"Your Washington post for Christ's Sake , not a 12-year-old's diary," reads a recent internet petition about Uncharted 4. "Treat the game with professionalism and respect."
This petition has over 4000 supporters and has even been signed and tweeted by the popular voice actor Troy Baker, who co-stars in the newest Uncharted. Its goal is not to demand that The Washington Post take video games more seriously, nor is it to ask the storied newspaper to expand their gaming coverage more broadly. This is a petition to remove The Washington Post's Uncharted 4 review score from Metacritic.
See, Washington Post reviewer Michael Thomsen did not like Uncharted 4, and he slammed the game accordingly. Thomsen, a veteran critic, usually takes a contrarian approach to his reviews, doling out harsh criticism to beloved games like Dark Souls and Red Dead Redemption. (He once wrote a regular IGN column called Contrarian Corner.) His review of Uncharted 4 does not have a score, but when The Washington Post sent it to Metacritic they gave it a 4/10, which as of right now is the only score below an 80. Hence: internet petitions.

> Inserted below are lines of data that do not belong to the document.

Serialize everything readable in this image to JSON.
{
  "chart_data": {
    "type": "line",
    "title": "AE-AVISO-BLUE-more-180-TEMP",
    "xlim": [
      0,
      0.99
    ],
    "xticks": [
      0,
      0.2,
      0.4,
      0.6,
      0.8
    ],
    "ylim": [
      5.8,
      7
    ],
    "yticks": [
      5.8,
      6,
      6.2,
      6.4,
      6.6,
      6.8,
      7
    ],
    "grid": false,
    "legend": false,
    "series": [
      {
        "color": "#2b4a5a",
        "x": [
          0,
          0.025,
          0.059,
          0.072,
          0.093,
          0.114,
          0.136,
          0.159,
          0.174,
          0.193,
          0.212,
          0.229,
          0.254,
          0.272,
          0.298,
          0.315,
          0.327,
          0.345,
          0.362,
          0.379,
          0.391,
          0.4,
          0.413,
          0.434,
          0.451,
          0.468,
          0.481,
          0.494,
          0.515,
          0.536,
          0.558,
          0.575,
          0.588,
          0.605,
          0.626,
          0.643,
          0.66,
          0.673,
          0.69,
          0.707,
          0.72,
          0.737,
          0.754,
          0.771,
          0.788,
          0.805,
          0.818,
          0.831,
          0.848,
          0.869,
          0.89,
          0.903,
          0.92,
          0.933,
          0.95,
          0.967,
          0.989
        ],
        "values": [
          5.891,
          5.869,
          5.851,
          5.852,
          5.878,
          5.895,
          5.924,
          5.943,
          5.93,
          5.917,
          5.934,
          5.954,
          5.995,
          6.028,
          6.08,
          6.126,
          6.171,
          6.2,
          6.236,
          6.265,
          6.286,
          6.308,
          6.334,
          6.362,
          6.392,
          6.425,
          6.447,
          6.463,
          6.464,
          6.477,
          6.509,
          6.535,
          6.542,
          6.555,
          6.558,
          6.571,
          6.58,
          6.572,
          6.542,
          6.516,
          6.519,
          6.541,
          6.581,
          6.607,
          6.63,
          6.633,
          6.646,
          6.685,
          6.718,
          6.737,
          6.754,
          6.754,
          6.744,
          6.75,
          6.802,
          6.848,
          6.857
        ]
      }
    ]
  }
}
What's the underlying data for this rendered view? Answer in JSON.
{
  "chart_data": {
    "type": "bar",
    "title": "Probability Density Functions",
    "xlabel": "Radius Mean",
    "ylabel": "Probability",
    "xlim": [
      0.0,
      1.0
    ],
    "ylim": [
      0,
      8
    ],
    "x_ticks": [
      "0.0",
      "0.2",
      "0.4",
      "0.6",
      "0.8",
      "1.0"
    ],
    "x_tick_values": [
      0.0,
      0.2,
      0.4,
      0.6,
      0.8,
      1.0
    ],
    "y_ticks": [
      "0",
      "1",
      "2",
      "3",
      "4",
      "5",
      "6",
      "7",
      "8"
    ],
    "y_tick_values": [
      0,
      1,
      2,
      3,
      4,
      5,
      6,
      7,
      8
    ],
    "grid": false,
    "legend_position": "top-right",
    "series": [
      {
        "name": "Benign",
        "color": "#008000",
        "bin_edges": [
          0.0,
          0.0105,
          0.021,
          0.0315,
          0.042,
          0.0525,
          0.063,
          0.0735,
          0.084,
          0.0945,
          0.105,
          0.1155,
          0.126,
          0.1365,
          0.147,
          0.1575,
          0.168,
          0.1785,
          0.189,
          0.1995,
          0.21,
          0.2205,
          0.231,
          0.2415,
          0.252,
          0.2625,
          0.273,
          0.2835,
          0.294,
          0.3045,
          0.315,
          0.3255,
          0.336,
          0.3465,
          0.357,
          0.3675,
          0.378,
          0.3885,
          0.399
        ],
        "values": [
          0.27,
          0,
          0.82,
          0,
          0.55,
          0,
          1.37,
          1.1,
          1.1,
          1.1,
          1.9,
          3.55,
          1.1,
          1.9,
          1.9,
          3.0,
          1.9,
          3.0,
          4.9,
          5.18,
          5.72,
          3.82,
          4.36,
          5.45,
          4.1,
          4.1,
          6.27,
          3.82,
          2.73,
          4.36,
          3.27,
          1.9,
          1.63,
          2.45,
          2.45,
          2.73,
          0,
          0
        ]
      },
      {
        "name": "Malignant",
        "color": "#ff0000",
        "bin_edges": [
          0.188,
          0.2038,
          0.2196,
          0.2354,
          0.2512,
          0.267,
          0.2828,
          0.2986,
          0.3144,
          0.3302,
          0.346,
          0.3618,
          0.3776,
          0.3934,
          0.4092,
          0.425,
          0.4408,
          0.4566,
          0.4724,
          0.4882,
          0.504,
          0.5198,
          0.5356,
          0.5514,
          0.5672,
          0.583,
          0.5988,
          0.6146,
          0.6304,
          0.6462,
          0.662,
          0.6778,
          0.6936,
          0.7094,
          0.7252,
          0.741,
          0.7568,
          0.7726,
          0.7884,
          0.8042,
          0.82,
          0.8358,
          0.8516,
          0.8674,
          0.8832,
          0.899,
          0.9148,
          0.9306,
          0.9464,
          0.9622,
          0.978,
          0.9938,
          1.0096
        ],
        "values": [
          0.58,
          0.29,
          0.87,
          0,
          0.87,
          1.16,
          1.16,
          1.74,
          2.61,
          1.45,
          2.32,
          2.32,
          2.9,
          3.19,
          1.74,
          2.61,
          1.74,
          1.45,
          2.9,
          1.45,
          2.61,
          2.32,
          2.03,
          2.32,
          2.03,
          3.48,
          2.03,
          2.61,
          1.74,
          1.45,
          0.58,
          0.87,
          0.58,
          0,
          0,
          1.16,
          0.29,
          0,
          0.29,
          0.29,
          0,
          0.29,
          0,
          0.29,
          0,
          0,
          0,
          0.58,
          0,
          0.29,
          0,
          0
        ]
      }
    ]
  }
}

"This guy doesn't deserve to be taken seriously by big , crucial sites like Metacritic," reads the petition. "It harms the Flawless reputation of the game for absolutely no reason. A review is not about what you think a game is , its about what a game is. Objective measures are applied."
The fun doesn't stop there. For the sin of giving Uncharted 4 a bad review, Thomsen has been barraged by tweets ranging from personal insults to actual threats. Here's a very small sampling:
What's sad is that this has become expected. For many years now, review scores have poisoned the discourse surrounding video games. Reviewers who shy away from the norm and offer lower scores than average are regularly faced with abuse from video game fans who feel the need to defend their favourite purchases. When a reviewer dares to give a much-hyped game like Grand Theft Auto V a non-perfect score, they risk facing the horde. Harsh criticism on sites that don't give review scores (like Kotaku) is rarely if ever met with this sort of reaction. Numbers just drive people crazy.

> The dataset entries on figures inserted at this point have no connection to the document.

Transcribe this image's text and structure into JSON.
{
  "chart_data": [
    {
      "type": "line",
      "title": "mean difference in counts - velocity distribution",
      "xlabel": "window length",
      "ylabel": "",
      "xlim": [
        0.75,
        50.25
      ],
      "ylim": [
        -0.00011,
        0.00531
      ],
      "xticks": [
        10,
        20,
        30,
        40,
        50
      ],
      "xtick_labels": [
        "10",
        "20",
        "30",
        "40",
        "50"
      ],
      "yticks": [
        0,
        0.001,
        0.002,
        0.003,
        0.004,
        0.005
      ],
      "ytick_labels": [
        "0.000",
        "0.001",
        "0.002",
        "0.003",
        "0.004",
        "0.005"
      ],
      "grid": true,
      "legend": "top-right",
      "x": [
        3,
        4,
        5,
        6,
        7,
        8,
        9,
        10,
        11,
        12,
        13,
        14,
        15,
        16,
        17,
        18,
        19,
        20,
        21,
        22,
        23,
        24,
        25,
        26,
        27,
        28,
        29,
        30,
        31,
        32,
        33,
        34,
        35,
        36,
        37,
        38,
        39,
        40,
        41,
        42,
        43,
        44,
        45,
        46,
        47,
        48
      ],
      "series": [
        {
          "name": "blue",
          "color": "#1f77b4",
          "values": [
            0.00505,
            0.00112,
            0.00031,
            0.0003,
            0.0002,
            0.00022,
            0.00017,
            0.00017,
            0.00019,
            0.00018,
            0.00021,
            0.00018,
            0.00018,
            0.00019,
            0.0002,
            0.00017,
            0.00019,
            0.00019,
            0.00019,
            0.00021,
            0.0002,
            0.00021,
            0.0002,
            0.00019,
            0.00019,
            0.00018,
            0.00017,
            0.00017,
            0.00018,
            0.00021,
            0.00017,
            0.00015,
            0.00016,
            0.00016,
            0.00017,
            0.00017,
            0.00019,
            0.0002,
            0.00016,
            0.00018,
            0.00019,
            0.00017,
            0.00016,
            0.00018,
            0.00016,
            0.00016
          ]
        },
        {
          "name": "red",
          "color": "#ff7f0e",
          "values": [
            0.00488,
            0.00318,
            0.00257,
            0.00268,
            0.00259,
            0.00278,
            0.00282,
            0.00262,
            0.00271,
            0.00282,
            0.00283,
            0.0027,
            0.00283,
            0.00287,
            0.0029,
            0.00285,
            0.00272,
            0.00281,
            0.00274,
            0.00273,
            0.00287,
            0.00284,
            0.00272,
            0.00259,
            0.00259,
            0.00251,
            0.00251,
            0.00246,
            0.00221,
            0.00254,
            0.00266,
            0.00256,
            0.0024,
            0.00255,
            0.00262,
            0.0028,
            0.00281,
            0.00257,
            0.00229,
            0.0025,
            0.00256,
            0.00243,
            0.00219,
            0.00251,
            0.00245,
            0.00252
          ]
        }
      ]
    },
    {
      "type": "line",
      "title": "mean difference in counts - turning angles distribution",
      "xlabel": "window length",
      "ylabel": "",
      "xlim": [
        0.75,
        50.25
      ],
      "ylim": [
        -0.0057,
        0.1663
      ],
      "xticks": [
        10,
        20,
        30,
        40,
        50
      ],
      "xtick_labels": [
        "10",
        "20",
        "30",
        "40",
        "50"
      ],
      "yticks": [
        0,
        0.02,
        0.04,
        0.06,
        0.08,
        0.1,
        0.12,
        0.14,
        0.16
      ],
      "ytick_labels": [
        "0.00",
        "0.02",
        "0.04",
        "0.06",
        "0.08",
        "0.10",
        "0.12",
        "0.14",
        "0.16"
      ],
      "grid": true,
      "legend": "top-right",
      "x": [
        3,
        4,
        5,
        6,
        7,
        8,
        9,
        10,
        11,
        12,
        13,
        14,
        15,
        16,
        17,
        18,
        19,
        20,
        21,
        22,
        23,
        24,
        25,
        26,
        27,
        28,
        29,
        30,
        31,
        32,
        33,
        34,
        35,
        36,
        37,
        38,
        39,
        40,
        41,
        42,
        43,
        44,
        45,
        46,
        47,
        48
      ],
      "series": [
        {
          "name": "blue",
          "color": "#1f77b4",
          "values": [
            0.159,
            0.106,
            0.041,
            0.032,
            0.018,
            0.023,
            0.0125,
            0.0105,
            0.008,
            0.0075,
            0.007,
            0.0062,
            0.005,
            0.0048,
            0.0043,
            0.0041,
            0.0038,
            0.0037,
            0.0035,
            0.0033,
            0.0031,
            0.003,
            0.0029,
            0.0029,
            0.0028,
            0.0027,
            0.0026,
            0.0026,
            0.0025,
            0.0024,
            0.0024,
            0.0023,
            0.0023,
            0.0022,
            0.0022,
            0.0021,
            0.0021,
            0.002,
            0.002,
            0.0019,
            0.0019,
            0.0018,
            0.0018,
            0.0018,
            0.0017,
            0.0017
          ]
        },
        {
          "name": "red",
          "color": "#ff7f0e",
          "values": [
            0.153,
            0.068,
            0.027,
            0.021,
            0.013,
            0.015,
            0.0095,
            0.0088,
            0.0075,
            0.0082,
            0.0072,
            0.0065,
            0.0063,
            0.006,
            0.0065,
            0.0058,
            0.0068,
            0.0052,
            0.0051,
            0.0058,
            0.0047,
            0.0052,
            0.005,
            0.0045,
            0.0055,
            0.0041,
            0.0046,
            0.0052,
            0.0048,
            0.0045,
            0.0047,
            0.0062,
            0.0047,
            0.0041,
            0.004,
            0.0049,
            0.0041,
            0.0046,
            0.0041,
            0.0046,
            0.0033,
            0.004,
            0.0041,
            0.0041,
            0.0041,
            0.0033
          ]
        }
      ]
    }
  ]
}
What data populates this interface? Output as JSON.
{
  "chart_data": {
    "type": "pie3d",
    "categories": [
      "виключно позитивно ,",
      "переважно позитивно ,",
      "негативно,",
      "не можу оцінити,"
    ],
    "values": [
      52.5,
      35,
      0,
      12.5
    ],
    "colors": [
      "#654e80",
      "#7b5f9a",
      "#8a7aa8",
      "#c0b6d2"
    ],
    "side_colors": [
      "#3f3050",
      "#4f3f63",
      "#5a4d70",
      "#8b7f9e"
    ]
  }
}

Review scores, as we've said before, are toxic to gaming culture. They kill nuance, invite unfair comparisons and create the illusion that video games can be evaluated definitely and objectively. And Metacritic has hurt video game developers and games in all sorts of ways. Thanks to score aggregation, a 20-year-old university student who writes game reviews between classes might cost an independent studio millions of dollars.

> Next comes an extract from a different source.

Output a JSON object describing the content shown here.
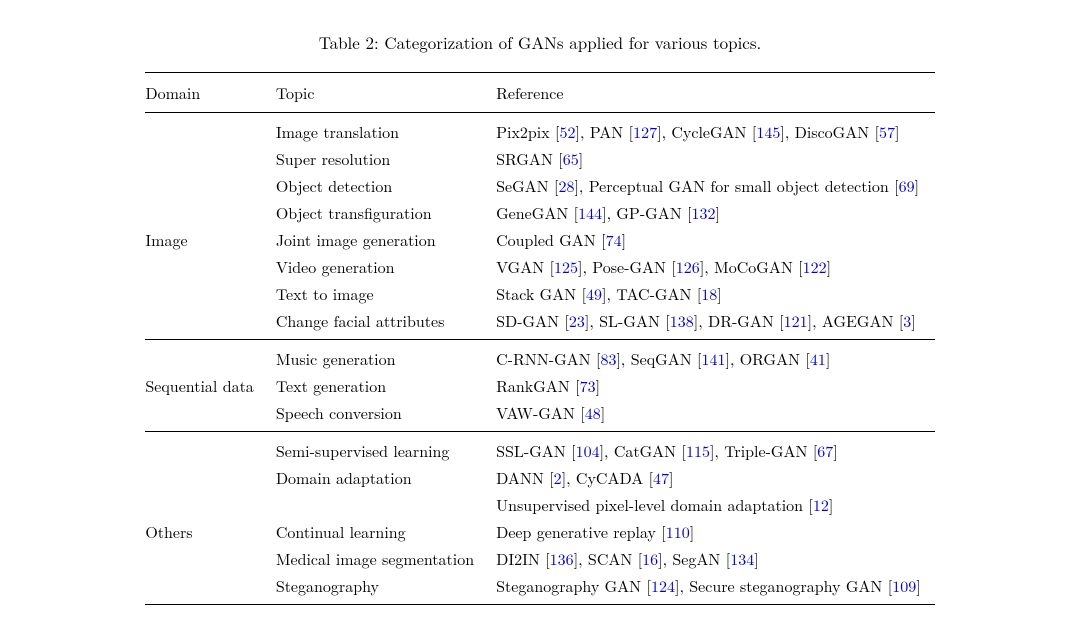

Incidentally, Thomsen's review isn't even very sharp. It fails to make a convincing case that Nathan Drake's story is an "inconclusive wreck" and it doesn't have much to say about how the game feels or whether the game's creators accomplished what they set out to do. One might think it could lead to some interesting critical conversations. Or it could just lead to Troy Baker signing a petition about the review score.
"I believe U4 is one of the greatest games ever created and it is my personal favourite for sure," reads the petition, "although i can justify some reviewers giving it a 9 or an 8. But this is a utter disgrace."